2 min readfrom Machine Learning

Backprop-free Pong: PC + distributional Hebbian plasticity vs. PPO: 57% vs. 59%, ~1500 lines from scratch [P]

Our take

In this exploration, we examine the performance of a fully bio-plausible agent using distributional Hebbian plasticity against a PPO baseline in a custom Pong environment. Despite achieving 57% success with no backpropagation, a mere 2% gap highlights a critical challenge: catastrophic forgetting during self-play under non-stationary dynamics. While distributional value encoding improved stability, it wasn't enough to match PPO. This study emphasizes the plasticity-stability dilemma in biologically inspired reinforcement learning. For more insights, check out our article on foundational knowledge in ML by Andrew Ng.

The exploration of biologically plausible reinforcement learning (RL) agents, particularly in the context of a classic game like Pong, represents a pivotal moment in the quest to bridge artificial intelligence with the workings of the human brain. The recent article detailing the performance of a Hebbian agent against a Proximal Policy Optimization (PPO) baseline sheds light on the nuances of integrating biological principles into AI frameworks. The findings reveal that while the gap in performance—57% for the bio-agent compared to 59% for PPO—may seem marginal, the implications stretch far beyond mere statistics. This research invites us to reconsider how we model intelligence in machines and what it means for the future of AI.

The study's design, which employs a custom Pong environment without traditional reinforcement learning libraries, emphasizes a hands-on approach to understanding the dynamics of these agents. By replacing the PPO policy with a Hebbian value estimation, the researchers aimed to capture the essence of learning as observed in biological systems. The results indicate that while the bio-agent can approximate performance, it does so with limitations rooted in catastrophic forgetting during self-play. This highlights a critical challenge for biologically inspired models—the balance between adaptability and stability. As noted, “Hebbian rules that adapt fast forget fast,” a duality that poses significant hurdles for applications in non-stationary environments, a common scenario in real-world data management.

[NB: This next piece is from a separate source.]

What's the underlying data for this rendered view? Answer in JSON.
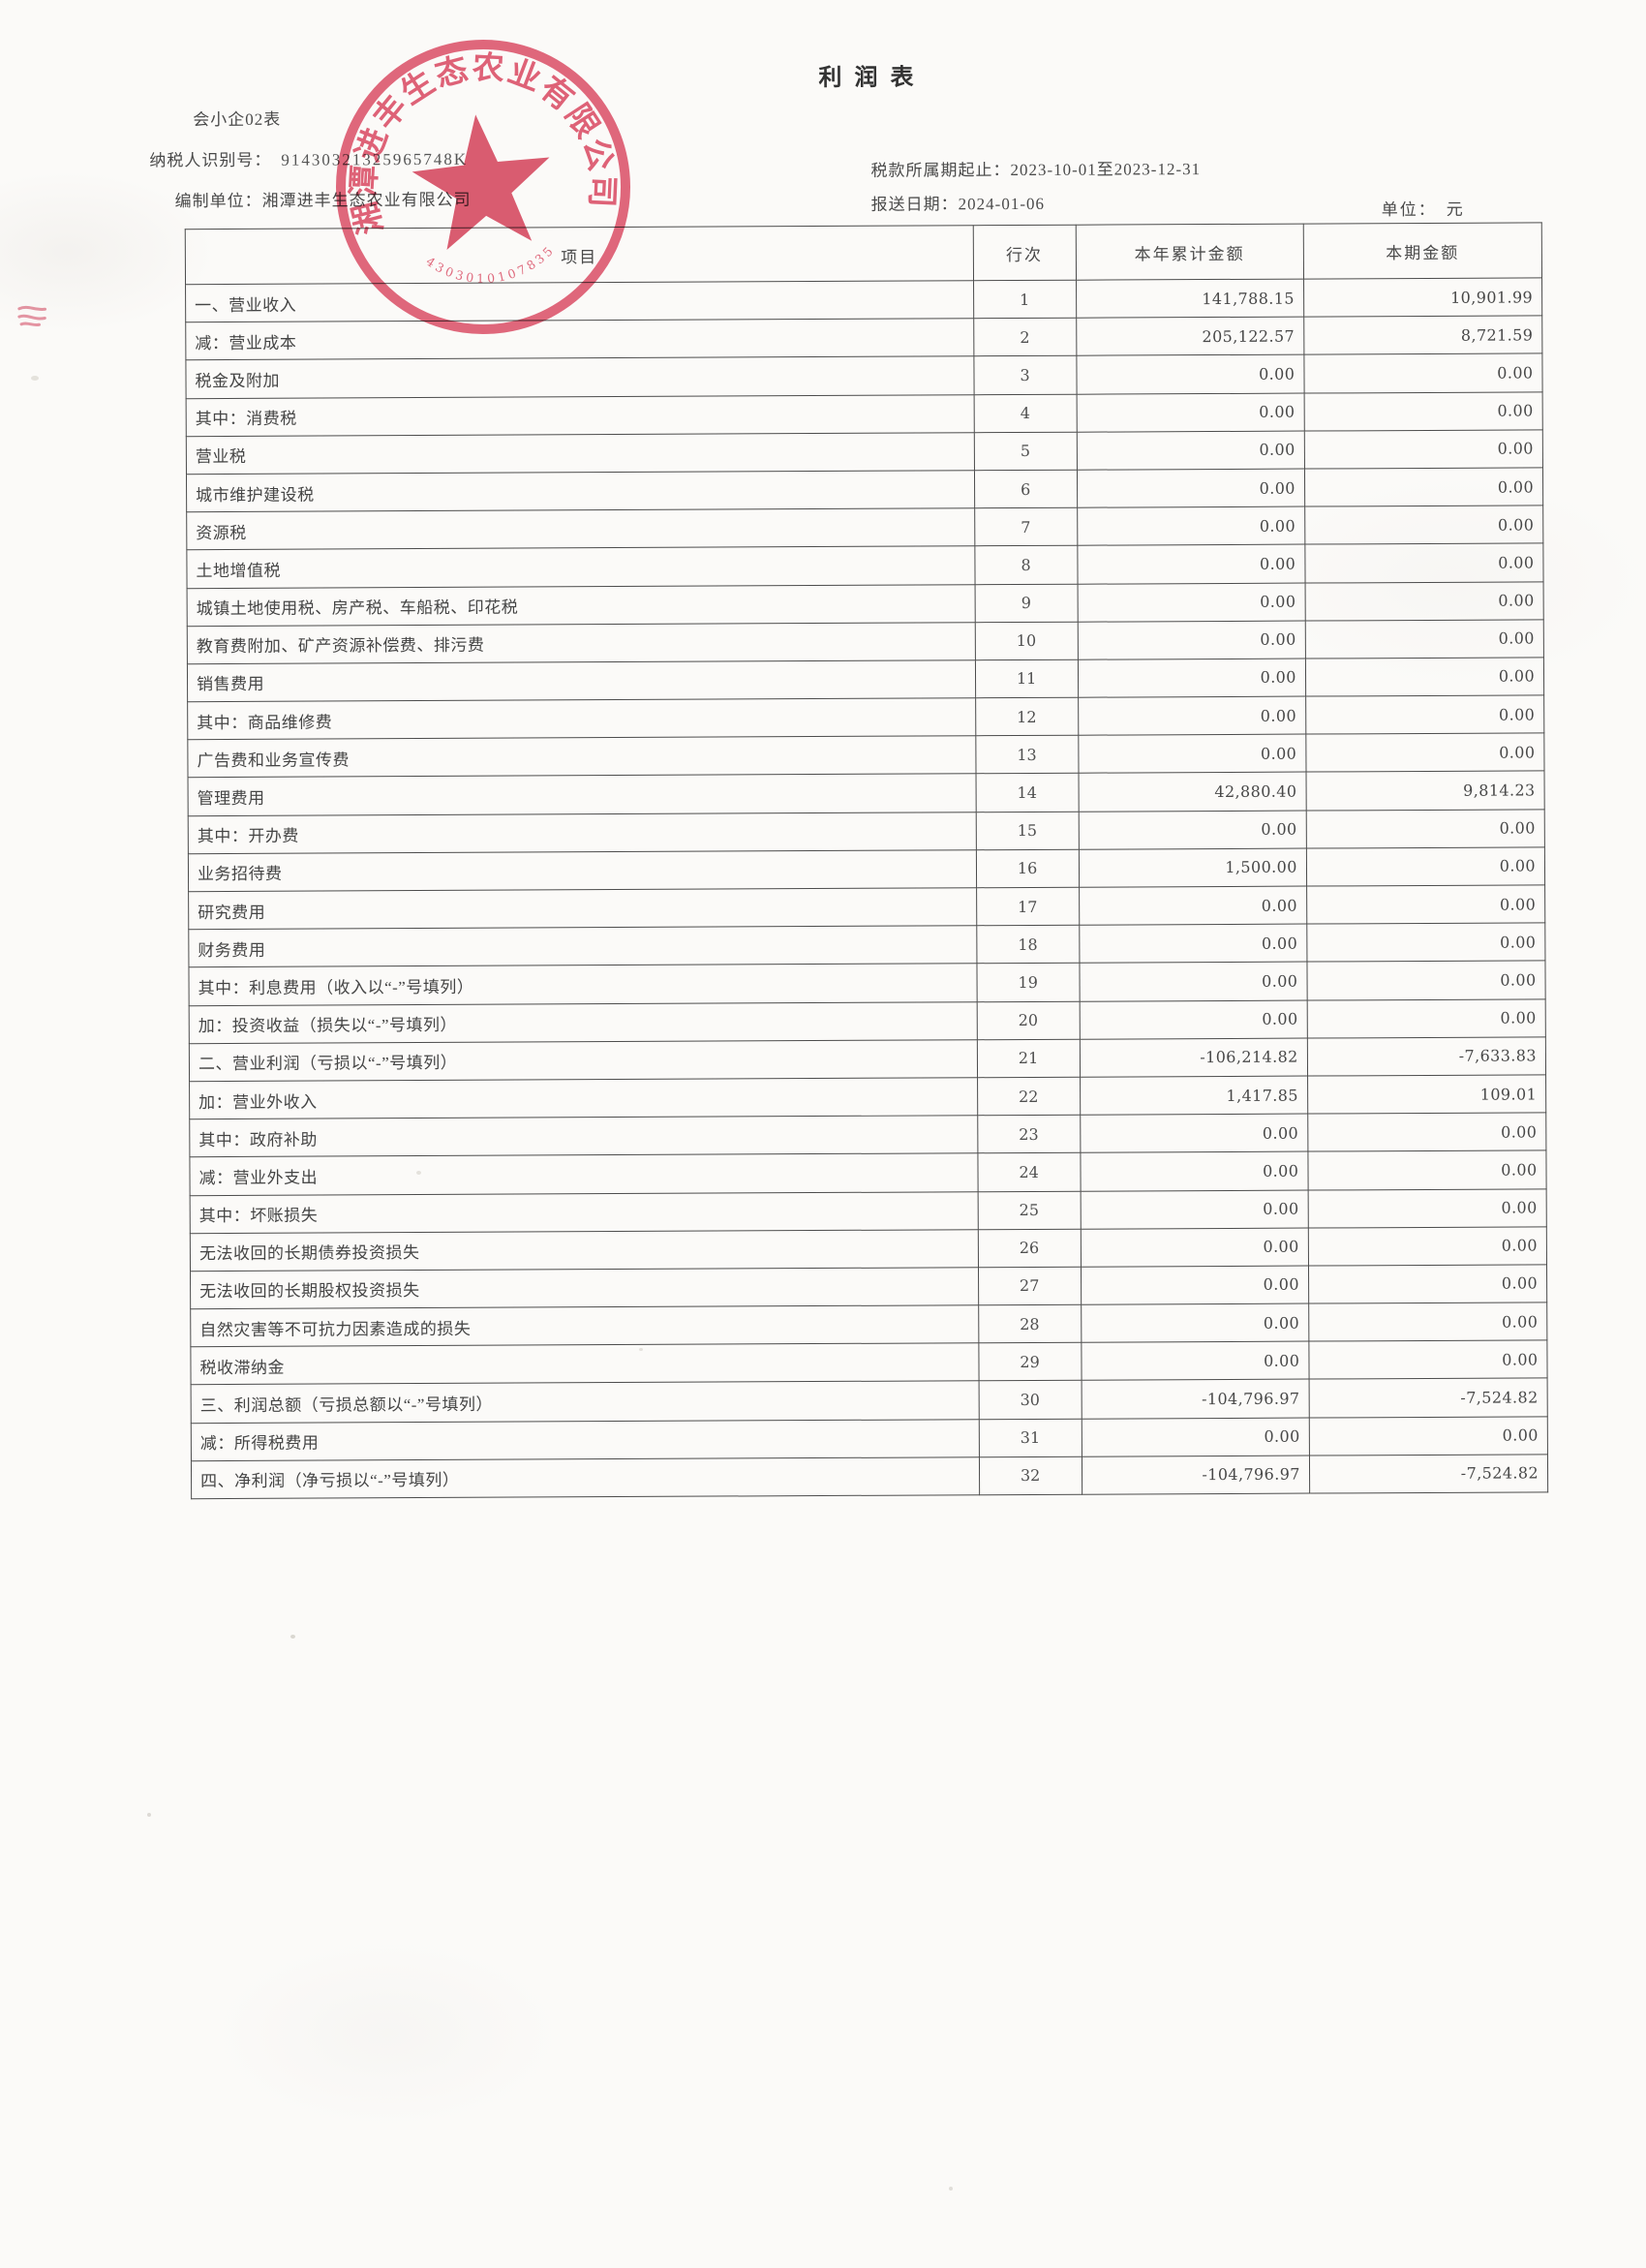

The implications of this research extend beyond academic curiosity. As we strive to harness the potential of AI in various sectors, including data management and productivity enhancement, the exploration of such bio-plausible agents can inform more robust and resilient AI systems. Tools that can learn and adapt without the need for constant retraining or backpropagation could revolutionize how we approach data analytics and decision-making processes. This aligns with ongoing discussions in the AI community about the need to develop systems that are not only efficient but also capable of mimicking the nuanced learning processes of the brain. For context, consider the emerging discourse on Tabular Foundation Models and their potential to reshape our understanding of data representation.

As we look to the future, the findings from this exploration of biologically plausible agents raise important questions about the trajectory of AI development. Will the community prioritize architectures that embody principles of biological learning, or will they gravitate toward more conventional methods that guarantee higher performance? The challenge lies in fostering innovation while addressing the fundamental limitations observed in this study. As we continue to investigate the boundaries of AI, the dialogue around these methodologies will be crucial in shaping the tools we use for data management and beyond.

In conclusion, the pursuit of integrating biologically plausible principles into reinforcement learning not only enhances our understanding of AI but also prompts us to rethink the frameworks we use to build intelligent systems. With continued research and exploration, we may find pathways that not only narrow the performance gap but also introduce more resilient, adaptable, and ultimately human-centered AI solutions. The journey ahead is filled with potential, and it will be fascinating to observe how these insights translate into practical applications that empower users in their data-driven endeavors.

Wanted to see how close a fully bio-plausible agent could get to PPO on Pong.

Setup

  • Custom Pong environment (pygame, no gym)
  • PPO baseline: paper-faithful, from scratch
  • Hebbian agent: PPO policy replaced with Hebbian value estimation
    • engineered features → 61%
  • BioAgent: Predictive Coding for feature learning + distributional Hebbian plasticity for value (Dabney et al. 2020) → 57% Zero backprop anywhere in the pipeline.

Key observations

  1. The 2% gap is real but small. The bottleneck wasn't the lack of backprop because it was catastrophic forgetting under non-stationary opponent dynamics during self-play.
  2. Distributional value encoding (à la Dabney) helped stability vs. a scalar Hebbian baseline, but not enough to match PPO under self-play.
  3. Self-play exposed the plasticity–stability dilemma hard: Hebbian rules that adapt fast forget fast. This is the real wall for bio-plausible RL in non-stationary settings.

Not claiming novelty in the architecture as this is a from-scratch exploration of whether bio-plausible rules can handle a real RL task. Short answer: yes, mostly, with one clear failure mode.

Code: github.com/nilsleut/Biologically-Plausible-RL-Plays-Pong

Happy to answer questions about the PC implementation, the Hebbian value estimator, or the self-play setup.